Saya menyebut kekerasan negara yang
dilegitimasi oleh UU (undang-undang) dan regulasi turunan (yang sering
dihasilkan secara konspiratif-terselubung oleh para pihak kepentingan
ekonomki-kapital) sebagai pemicu penting kekerasan oleh rakyat yang saat
ini berlangsung di negeri ini.
Yth Presiden RI, mohon Anda
memahami pandangan saya bahwa sektor swasta-kapitalis (terutama skala
raksasa dan trans-national corporation) sebagai "anak-emas" negeri ini
telah juga lebih dahulu melakukan kekerasan dengan mengakumulasi
material berlebihan dari tanah air akibat pengagungan etika-etika moral
yang sebenarnya kurang cocok bagi negeri penuh harmoni ini.
Moral
ekonomi berintikan etika yang dibangun sektor kapitalis adalah
maksimisasi profit, akumulasi modal, ekspansi usaha (tak peduli
meminggirkan ekonomi rakyat kecil yang telah ada lebih dahulu ada
ataupun menghancurkan lingkungan hidup) tanpa pandang bulu, pengagungan
terhadap individualisme dan
greediness. Keangkuhan serta
ketamakan para kapitalis dalam menguasai sumberdaya alam dan merusakkan
materi-materi yang ada di negeri ini (kehancuran hutan dan masyarakat di
dalamnya oleh ekspansi modal adalah salah satu contohnya) adalah
kekerasan yang nyata dan tidak terbantahkan.
Yth Presiden RI,
dengan demikian saya menyebut situasi krisis di Indonesia tercinta yang
terjadi hari-hari ini adalah KEKERASAN NEGARA, KEKERASAN KAPITALIS, dan
KEKERASAN RAKYAT yang bersatu padu mewarnai peradaban negeri yang
katanya dipenuhi oleh rasa kasih-sayang ini.
Hulu dari segala
kekerasan itu sebenarnya sangat sederhana, karena kekerasan-kekerasan
itu adalah cara untuk mendapatkan sejumput kesempatan bertahan hidup di
negeri ini, secara wajar. Namun kewajaran itu tak pernah tercapai, maka
KEBERTAHANAN HIDUP HARUS DIREBUT DENGAN CARA KEKERASAN nan SADISTIS yang
dilakukan baik oleh NEGARA, SWASTA maupun kini oleh RAKYAT. Sebuah
situasi yang sangat mengenaskan bila hal ini terjadi di negeri ini.
Yth
Presiden RI, marilah kita merenung, tidakkah situasi ini representasi
sebuah PELURUHAN PERADABAN yang mengkhawatirkan bagi bumi-nusantara yang
dikenal sangat beretika santun, penuh keadilan, dan tata-krama?
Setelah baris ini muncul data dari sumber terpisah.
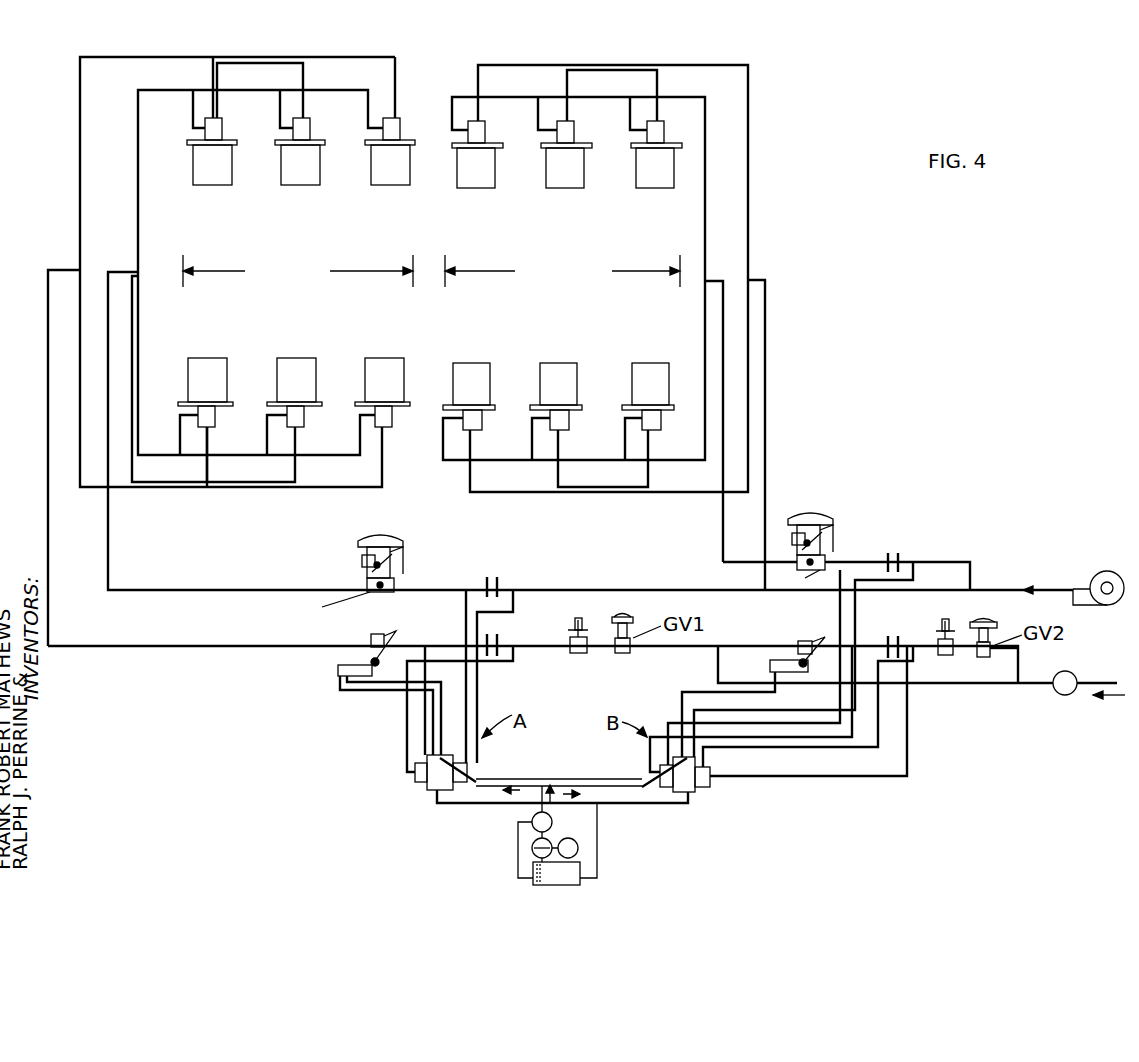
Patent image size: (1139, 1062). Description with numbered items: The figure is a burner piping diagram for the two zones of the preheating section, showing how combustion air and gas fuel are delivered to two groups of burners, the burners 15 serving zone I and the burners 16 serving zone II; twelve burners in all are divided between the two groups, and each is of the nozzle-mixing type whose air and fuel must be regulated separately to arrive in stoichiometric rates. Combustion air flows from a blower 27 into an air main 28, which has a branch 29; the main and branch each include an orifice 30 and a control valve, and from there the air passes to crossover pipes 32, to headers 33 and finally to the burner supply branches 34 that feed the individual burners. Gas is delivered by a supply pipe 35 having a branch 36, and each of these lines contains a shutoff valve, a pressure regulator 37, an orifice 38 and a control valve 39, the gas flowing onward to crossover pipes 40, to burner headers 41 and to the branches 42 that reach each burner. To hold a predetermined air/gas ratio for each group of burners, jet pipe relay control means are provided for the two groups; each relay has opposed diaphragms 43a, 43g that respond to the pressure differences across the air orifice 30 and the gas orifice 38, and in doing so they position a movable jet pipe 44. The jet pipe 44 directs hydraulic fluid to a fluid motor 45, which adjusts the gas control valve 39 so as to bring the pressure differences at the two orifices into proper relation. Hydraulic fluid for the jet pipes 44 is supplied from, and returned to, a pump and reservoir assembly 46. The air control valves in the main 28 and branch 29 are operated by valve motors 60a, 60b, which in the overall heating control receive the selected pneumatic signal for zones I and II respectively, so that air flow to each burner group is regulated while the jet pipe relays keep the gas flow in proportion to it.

The burner 15 is at (323, 330).
The burner 16 is at (595, 338).
The blower 27 is at (1110, 571).
The air main 28 is at (575, 588).
The branch 29 is at (952, 560).
The orifice 30 is at (492, 577).
The crossover pipe 32 is at (137, 208).
The header 33 is at (162, 92).
The burner supply branch 34 is at (280, 118).
The supply pipe 35 is at (1100, 680).
The branch 36 is at (1023, 658).
The pressure regulator 37 is at (580, 654).
The orifice 38 is at (498, 636).
The control valve 39 is at (385, 633).
The crossover pipe 40 is at (79, 320).
The burner header 41 is at (395, 58).
The branch 42 is at (305, 79).
The diaphragm 43a is at (473, 776).
The diaphragm 43g is at (415, 776).
The movable jet pipe 44 is at (435, 790).
The fluid motor 45 is at (338, 670).
The pump and reservoir assembly 46 is at (577, 833).
The valve motor 60a is at (380, 535).
The valve motor 60b is at (820, 512).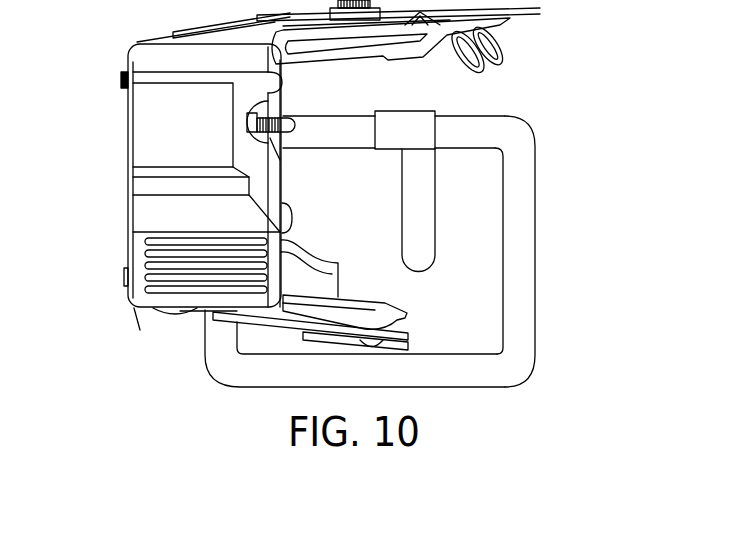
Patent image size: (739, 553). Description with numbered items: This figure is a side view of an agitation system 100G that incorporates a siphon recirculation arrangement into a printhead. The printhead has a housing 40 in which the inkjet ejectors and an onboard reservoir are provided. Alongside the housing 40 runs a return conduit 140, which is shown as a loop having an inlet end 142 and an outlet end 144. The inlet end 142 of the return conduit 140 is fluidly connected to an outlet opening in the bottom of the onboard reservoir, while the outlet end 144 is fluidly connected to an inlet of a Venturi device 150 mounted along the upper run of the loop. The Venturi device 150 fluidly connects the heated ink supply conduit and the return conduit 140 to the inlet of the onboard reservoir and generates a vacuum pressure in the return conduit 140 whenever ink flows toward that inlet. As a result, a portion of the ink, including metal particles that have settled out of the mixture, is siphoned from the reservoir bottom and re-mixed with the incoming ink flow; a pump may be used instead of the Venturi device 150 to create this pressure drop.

The printhead housing 40 is at (128, 119).
The agitation system 100G is at (599, 158).
The return conduit 140 is at (518, 250).
The inlet end of return conduit 142 is at (222, 355).
The outlet end of return conduit 144 is at (473, 127).
The Venturi device 150 is at (413, 126).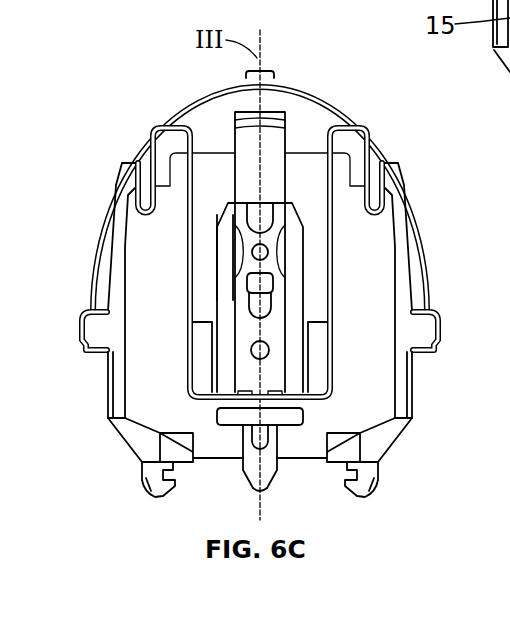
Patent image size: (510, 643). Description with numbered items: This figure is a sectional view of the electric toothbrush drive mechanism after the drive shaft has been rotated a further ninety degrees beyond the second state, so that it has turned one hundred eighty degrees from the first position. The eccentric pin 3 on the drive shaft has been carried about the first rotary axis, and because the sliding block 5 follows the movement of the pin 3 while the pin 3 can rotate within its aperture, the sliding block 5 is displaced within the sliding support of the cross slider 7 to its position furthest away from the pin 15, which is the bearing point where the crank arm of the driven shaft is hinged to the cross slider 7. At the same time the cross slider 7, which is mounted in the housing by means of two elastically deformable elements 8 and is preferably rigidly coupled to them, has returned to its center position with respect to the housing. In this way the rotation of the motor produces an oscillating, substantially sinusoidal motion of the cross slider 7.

The pin 3 is at (252, 253).
The sliding block 5 is at (240, 213).
The cross slider 7 is at (297, 238).
The elastically deformable elements 8 is at (333, 277).
The pin 15 is at (251, 350).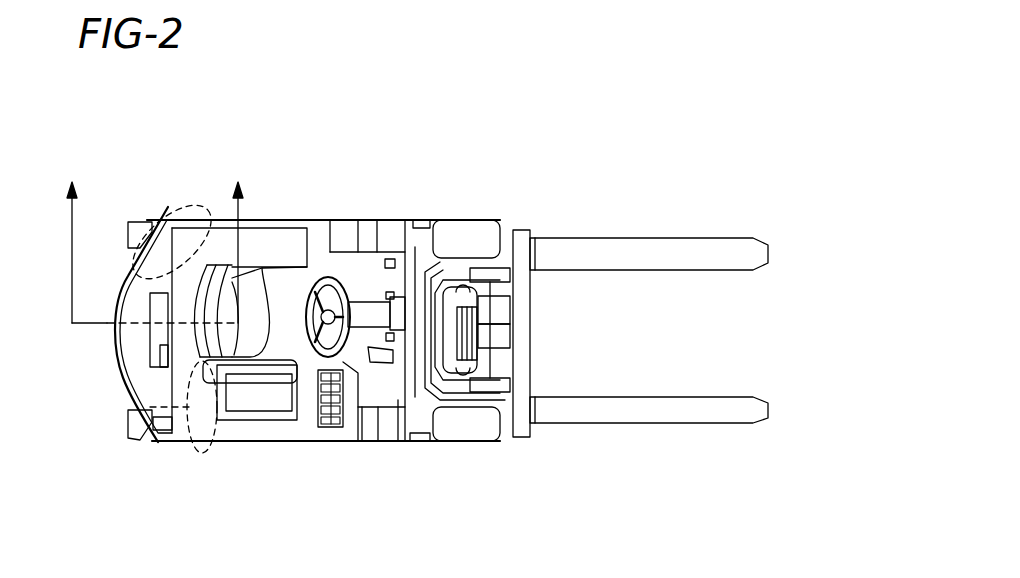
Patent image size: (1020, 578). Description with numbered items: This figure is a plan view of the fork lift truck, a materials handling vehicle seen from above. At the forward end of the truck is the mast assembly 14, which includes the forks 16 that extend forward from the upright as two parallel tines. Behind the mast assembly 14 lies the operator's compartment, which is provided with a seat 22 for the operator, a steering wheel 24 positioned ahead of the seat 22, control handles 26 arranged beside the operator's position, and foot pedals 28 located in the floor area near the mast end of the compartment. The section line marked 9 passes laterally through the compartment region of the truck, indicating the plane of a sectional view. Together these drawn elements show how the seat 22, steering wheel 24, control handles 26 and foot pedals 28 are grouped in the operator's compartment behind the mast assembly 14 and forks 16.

The section line 9- 9 is at (154, 233).
The mast assembly 14 is at (533, 327).
The forks 16 is at (620, 248).
The seat 22 is at (253, 298).
The steering wheel 24 is at (328, 278).
The control handles 26 is at (340, 382).
The foot pedals 28 is at (392, 268).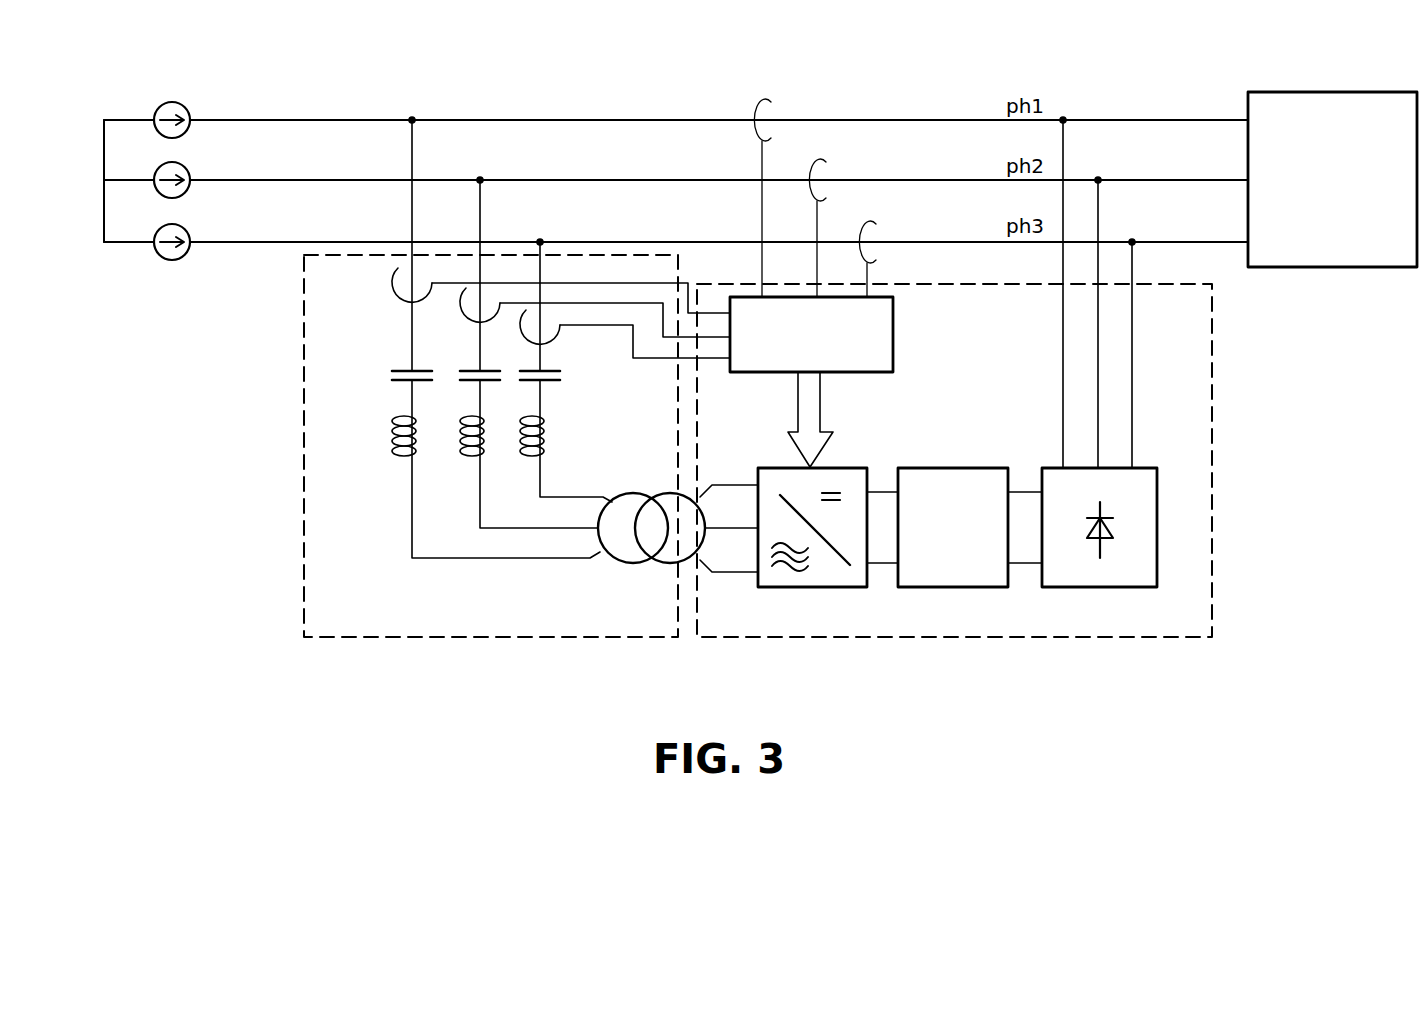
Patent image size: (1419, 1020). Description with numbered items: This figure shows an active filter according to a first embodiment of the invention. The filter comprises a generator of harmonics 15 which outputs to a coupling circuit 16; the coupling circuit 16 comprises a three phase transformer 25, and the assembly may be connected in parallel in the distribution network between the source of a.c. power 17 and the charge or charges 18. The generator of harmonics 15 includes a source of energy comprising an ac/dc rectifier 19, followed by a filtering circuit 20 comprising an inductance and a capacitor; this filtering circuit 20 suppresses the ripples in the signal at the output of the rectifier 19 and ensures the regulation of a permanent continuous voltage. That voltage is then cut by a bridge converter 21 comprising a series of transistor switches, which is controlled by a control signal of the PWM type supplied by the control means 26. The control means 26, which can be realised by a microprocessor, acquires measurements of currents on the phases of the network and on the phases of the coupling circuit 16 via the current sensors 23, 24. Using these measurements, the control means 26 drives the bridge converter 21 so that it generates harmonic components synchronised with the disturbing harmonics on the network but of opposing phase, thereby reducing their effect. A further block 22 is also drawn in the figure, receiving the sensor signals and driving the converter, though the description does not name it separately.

The generator of harmonics 15 is at (995, 377).
The coupling circuit 16 is at (489, 397).
The source of a.c. power 17 is at (164, 262).
The charge 18 is at (1362, 270).
The ac/dc rectifier 19 is at (1100, 588).
The filtering circuit 20 is at (955, 588).
The bridge converter 21 is at (805, 588).
The control unit 22 is at (893, 343).
The current sensor 23 is at (800, 113).
The current sensor 24 is at (397, 326).
The three phase transformer 25 is at (640, 563).
The control means 26 is at (355, 445).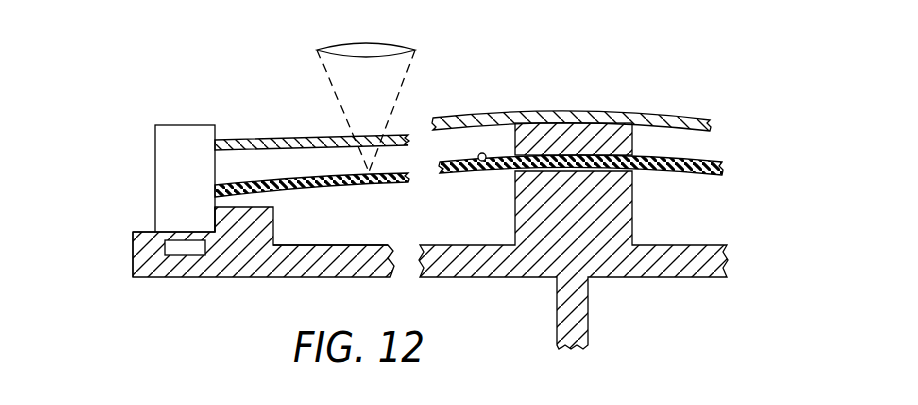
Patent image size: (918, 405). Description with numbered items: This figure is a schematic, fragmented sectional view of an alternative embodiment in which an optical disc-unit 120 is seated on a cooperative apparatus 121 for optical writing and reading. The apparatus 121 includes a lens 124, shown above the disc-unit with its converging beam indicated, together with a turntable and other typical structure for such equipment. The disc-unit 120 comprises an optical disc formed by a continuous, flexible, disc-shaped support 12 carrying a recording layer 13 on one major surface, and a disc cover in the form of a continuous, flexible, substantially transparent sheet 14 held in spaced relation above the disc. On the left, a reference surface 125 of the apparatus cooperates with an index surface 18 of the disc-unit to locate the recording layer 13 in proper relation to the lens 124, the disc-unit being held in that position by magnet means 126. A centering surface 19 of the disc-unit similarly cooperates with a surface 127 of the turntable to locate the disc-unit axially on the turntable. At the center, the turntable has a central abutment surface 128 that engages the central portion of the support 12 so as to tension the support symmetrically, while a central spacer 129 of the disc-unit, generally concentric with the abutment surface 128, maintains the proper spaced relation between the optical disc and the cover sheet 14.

The optical disc-unit 120 is at (231, 100).
The disc cover sheet 14 is at (282, 137).
The lens 124 is at (381, 47).
The disc-shaped support 12 is at (365, 186).
The turntable surface 127 is at (217, 218).
The index surface 18 is at (177, 231).
The centering surface 19 is at (213, 211).
The reference surface 125 is at (153, 232).
The magnet means 126 is at (166, 251).
The cooperative apparatus 121 is at (212, 296).
The central spacer 129 is at (635, 137).
The recording layer 13 is at (478, 163).
The central abutment surface 128 is at (625, 210).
Ataukah, Anda melihat hal-hal ini sebagai kewajaran sehingga Anda
sekedar mengutus tim ini dan tim itu sekedar untuk "mengobati luka
permukaan"?
Yth Presiden RI, daku sangat berharap Anda melakukan
langkah konkrit mendasar dengan mengubah keadaan ini dari akar-akar
persoalannya, bukan dari gejala yang tampak di permukaan saja. Daku
sangat berharap Anda menunjukkan keberpihakan kepada orang- orang desa
dan rakyat kecil yang jumlahnya jauh lebih banyak dari segelintir
pemodal di negeri ini.
Yth Presiden RI, sebagai anak-bangsa,
daku mengajak Anda berpikir dan bertindak lebih nyata dan lebih dalam
lagi untuk menyikapi persoalan krisis bangsa ini. Sengaja kutulis surat
elektronik ini dalam kalimat yang egaliter, bukan berarti daku tak
menghormati Anda. Daku menghormati Anda sebagai presiden RI, karenanya
kutulis surat ini kepada Anda, bukan kepada yang lain, karena kutahu
hanya Presiden RI yang bisa menangani ini semua.
Surat
elektronik ini kubuat dalam suasana kebatinan sebagai sesama anak bangsa
yang memikirkan dan merasakan keresahan secara bersama-sama, dan
prihatin kemana sebenarnya negeri ini akan dibawa.
Marilah kita
berpikir lebih adil dan seimbang, mari kita ciptakan kedamaian dan
suasana kebatinan yang menyejukkan seluruh komponen anak bangsa. Semoga
Anda diberkahi kekuatan untuk bertindak lebih jauh bagi negeri ini oleh
Allah SWT. Amien.
Salam negeri tercinta
Arya Hadi DharmawanDosen Fakultas Ekologi Manusia IPB
Warga Negara RI - tinggal di Bogor Jawa Barat
Tembusan: kepada rakyat Indonesia melalui jaringan beberapa milis.